Though Greenberg and Ferhoud’s plaster 3D models are several inches long and tens of thousands of times larger, they aim to faithfully reproduce every last nonofiber of Bucky’s being.
“We want to get across that NanoBucky is made up of individual carbon nanofibres standing on end,” says Greebnberg. “If the students’ fingers were small enough, this is what a surface would feel like at the nanoscale.
Helping the visually impaired
Greenberg first conceived the models on seeing 3D models of molecules that blind students handled to learn chemical structures. He wonders whether 3D models might help sighted students or the public, for that matter also appreciate the nanoscale.
“A two dimensional image is great,” he says. “But if you can touch something, everyone enjoys that”.

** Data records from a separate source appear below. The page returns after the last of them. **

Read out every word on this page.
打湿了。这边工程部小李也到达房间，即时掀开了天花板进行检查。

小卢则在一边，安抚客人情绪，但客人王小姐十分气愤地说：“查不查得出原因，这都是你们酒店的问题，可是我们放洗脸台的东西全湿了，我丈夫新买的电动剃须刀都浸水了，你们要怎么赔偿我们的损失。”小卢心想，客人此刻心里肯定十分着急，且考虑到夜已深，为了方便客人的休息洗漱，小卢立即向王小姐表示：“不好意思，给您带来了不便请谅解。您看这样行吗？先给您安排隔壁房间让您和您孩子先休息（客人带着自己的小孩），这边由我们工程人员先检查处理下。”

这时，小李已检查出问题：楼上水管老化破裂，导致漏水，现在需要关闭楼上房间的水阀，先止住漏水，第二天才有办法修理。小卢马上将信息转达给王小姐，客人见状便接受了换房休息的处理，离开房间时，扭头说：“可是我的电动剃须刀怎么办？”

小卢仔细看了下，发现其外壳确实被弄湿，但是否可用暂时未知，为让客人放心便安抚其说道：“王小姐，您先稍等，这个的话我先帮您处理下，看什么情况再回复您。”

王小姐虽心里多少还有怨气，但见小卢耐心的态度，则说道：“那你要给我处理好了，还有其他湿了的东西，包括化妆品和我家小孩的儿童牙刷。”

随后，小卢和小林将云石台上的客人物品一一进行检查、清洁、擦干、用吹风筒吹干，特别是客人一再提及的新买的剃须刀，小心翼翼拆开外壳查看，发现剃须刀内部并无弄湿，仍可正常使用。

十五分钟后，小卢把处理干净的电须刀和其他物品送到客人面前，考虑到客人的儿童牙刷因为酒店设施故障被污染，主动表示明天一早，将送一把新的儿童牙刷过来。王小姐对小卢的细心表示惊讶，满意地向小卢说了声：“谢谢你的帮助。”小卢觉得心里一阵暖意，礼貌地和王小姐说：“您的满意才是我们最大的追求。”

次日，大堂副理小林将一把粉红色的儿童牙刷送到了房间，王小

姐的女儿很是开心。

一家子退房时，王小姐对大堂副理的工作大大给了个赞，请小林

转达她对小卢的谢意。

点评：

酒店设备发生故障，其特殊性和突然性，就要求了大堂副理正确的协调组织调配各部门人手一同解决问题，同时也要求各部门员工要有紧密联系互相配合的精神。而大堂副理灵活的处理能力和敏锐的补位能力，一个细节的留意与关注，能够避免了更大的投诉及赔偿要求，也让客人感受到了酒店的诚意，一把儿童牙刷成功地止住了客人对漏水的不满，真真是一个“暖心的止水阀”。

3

Besides being fun to touch and handle, Greenberg hopes his models will encourage more blind and visually impaired students to pursue science, technology and engineering. Since the current learning and research tools don’t allow them to experience science on their own, many blind students don’t consider it to be an attractive career choice.
“One of the goals of our program is to blind diversity into science and engineering”, he says. “We really want to open these careers to anyone who is interested”.